Verse 4
"Return, O Jehovah, deliver my soul:
Save me for thy lovingkindness' sake.
For in death there is no remembrance of thee:
In Sheol who shall give thee thanks?"
"For thy lovingkindness' sake." All mortals must approach God, not upon the basis of their worth, their innocence, or their merit, but solely upon the basis of God's mercy, God's grace, and God's lovingkindness.
"In death there is no remembrance of thee." Radical critics have tried to use this statement to prove that, "Life beyond the grave is scarcely worthy of the name."[5]
Whatever this expression means, it cannot reflect upon David's conviction of life after death, as attested by Psalms 16:10. Furthermore, David was doubtless familiar with Job 19:25ff and other Old Testament passages that provide fleeting glimpses of life after death. Also, as Leupold said, "There is ample evidence of the Davidic authorship of Psalms 16, and that Isaiah 26 can be attributed to none other than Isaiah."[6] This, of course completely frustrates the device of critically late-dating such passages for the false purpose of establishing the alleged late "addition" of the doctrine of the resurrection and life after death to the Divine teaching God granted to the Covenant people. In the New Testament we learn that as far back as Abraham, that patriarch was positively certain of God's ability to restore life to the dead (Hebrews 11:19).

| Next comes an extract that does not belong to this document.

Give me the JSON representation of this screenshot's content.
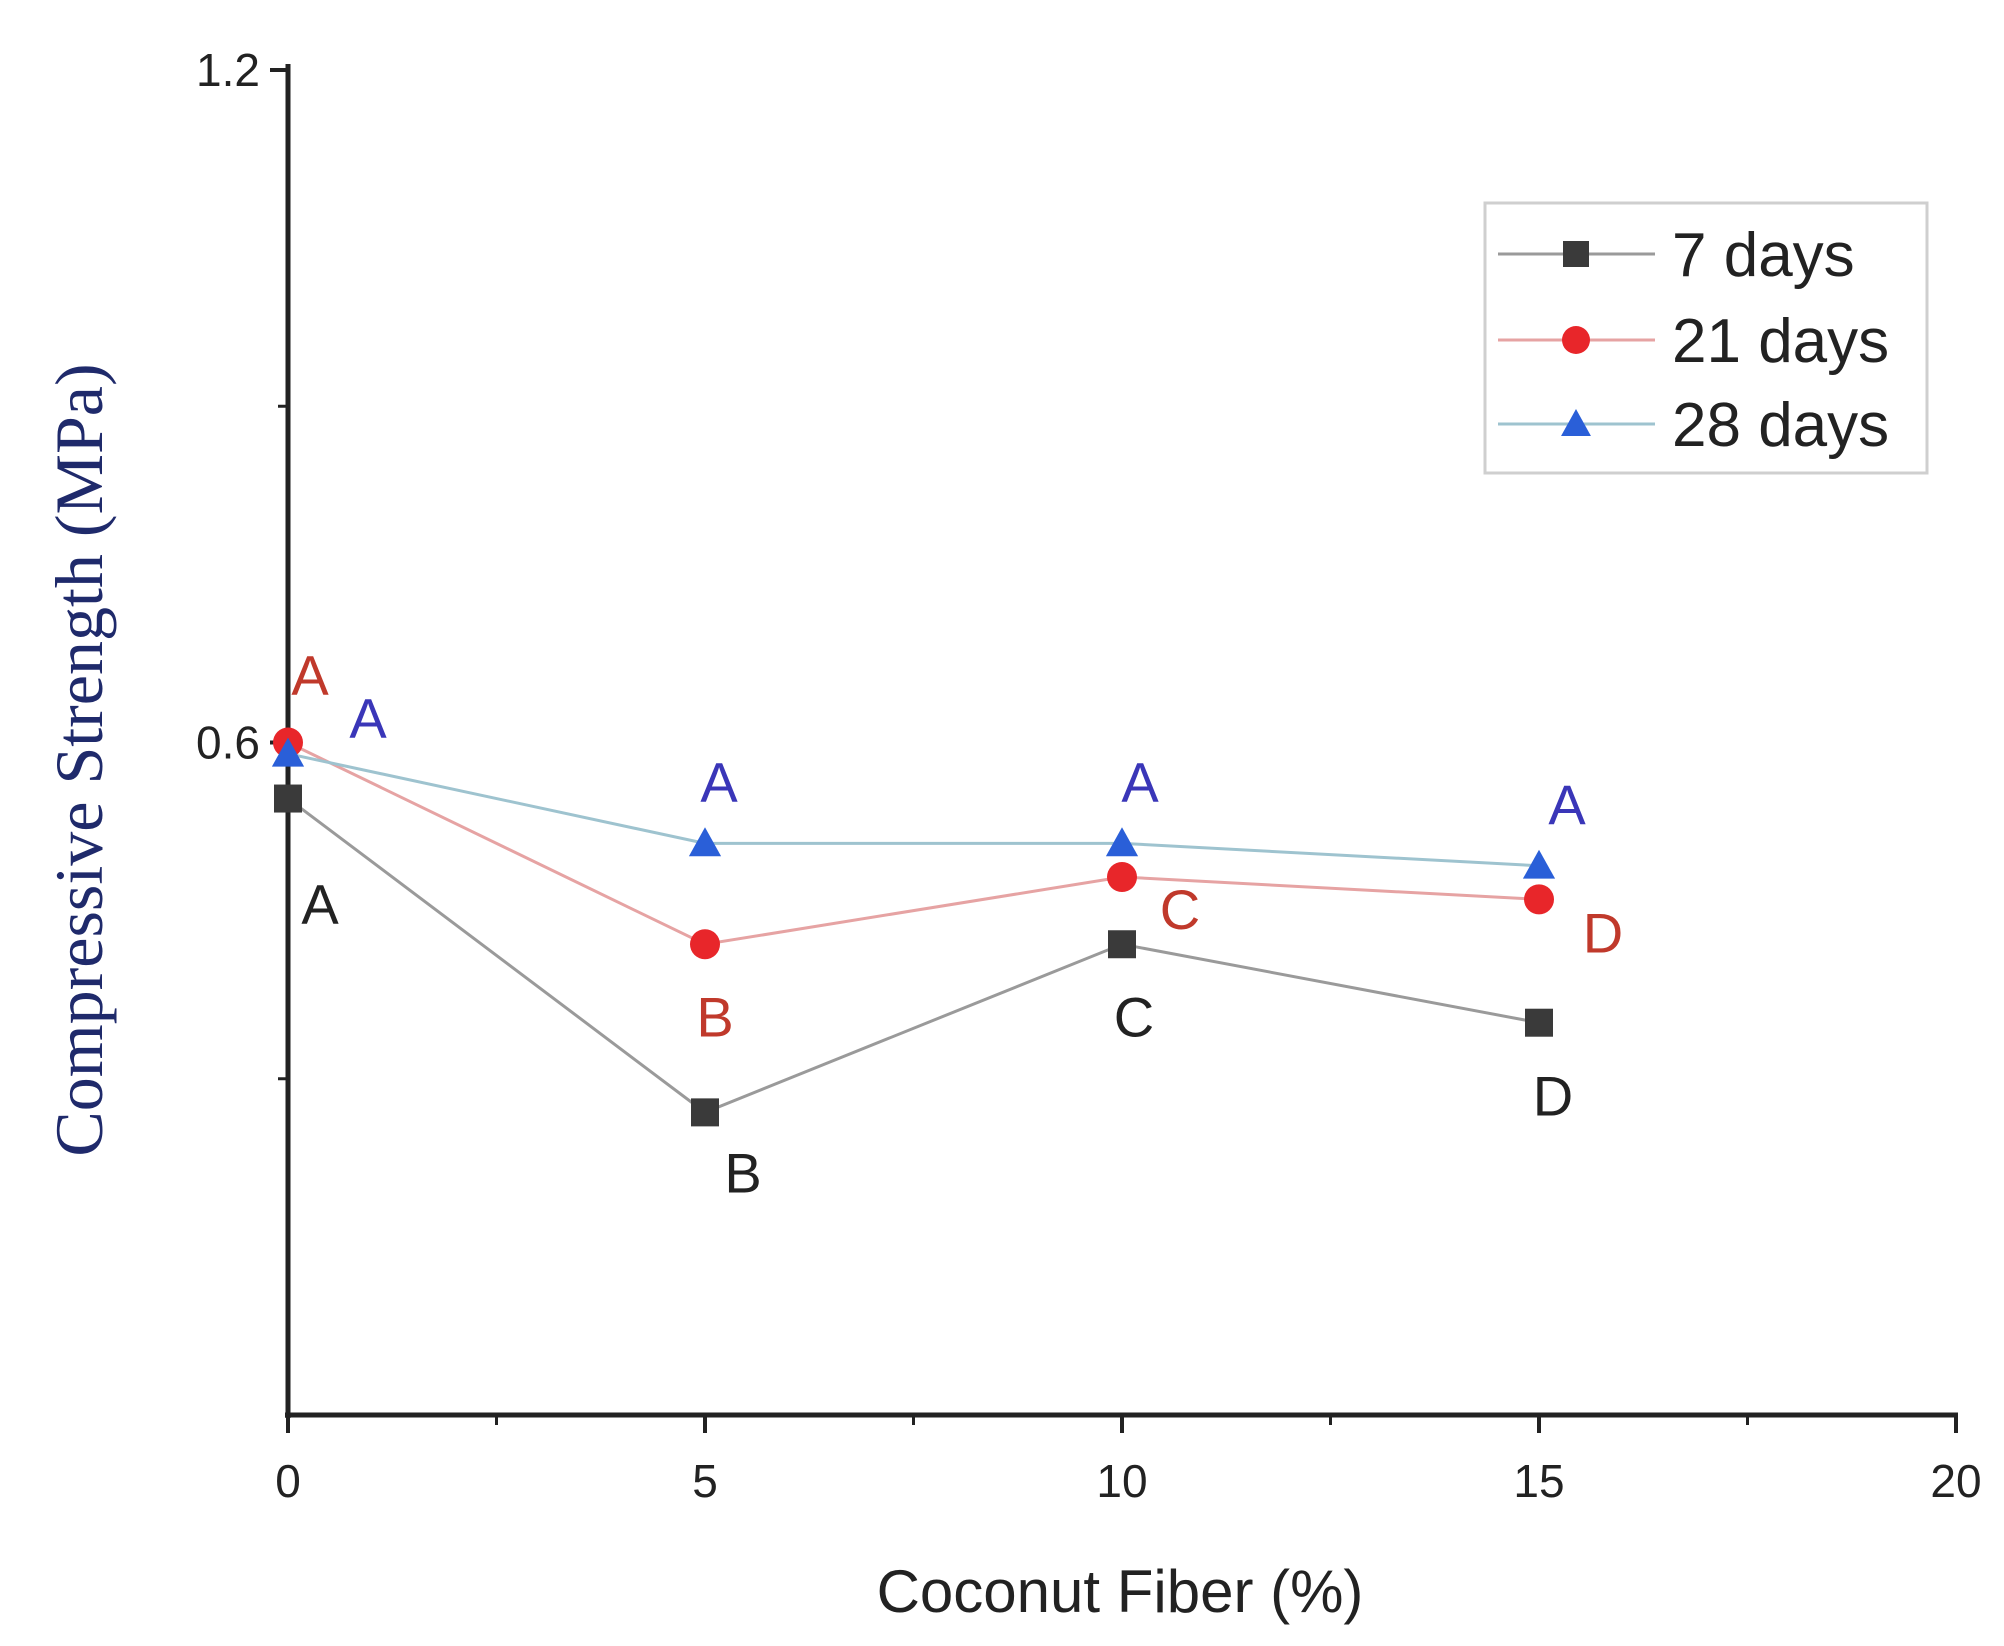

Despite the certainty of the doctrine of the resurrection of the dead having been effectively mentioned in the Old Testament, as for example in Daniel 12:2-3, it nevertheless remained for the Lord Jesus Christ to bring the full revelation of it to mankind in the New Testament. "According to his own purpose and grace, which was given us in Christ Jesus before times eternal, but hath now been manifested by the appearing of our Saviour Christ Jesus, who abolished death and brought life and immortality to light through the gospel" (2 Timothy 2:10).
David's reference here to the inability of the dead to praise God in all likelihood has no other significance than the fact that dead people cannot go to church and worship God.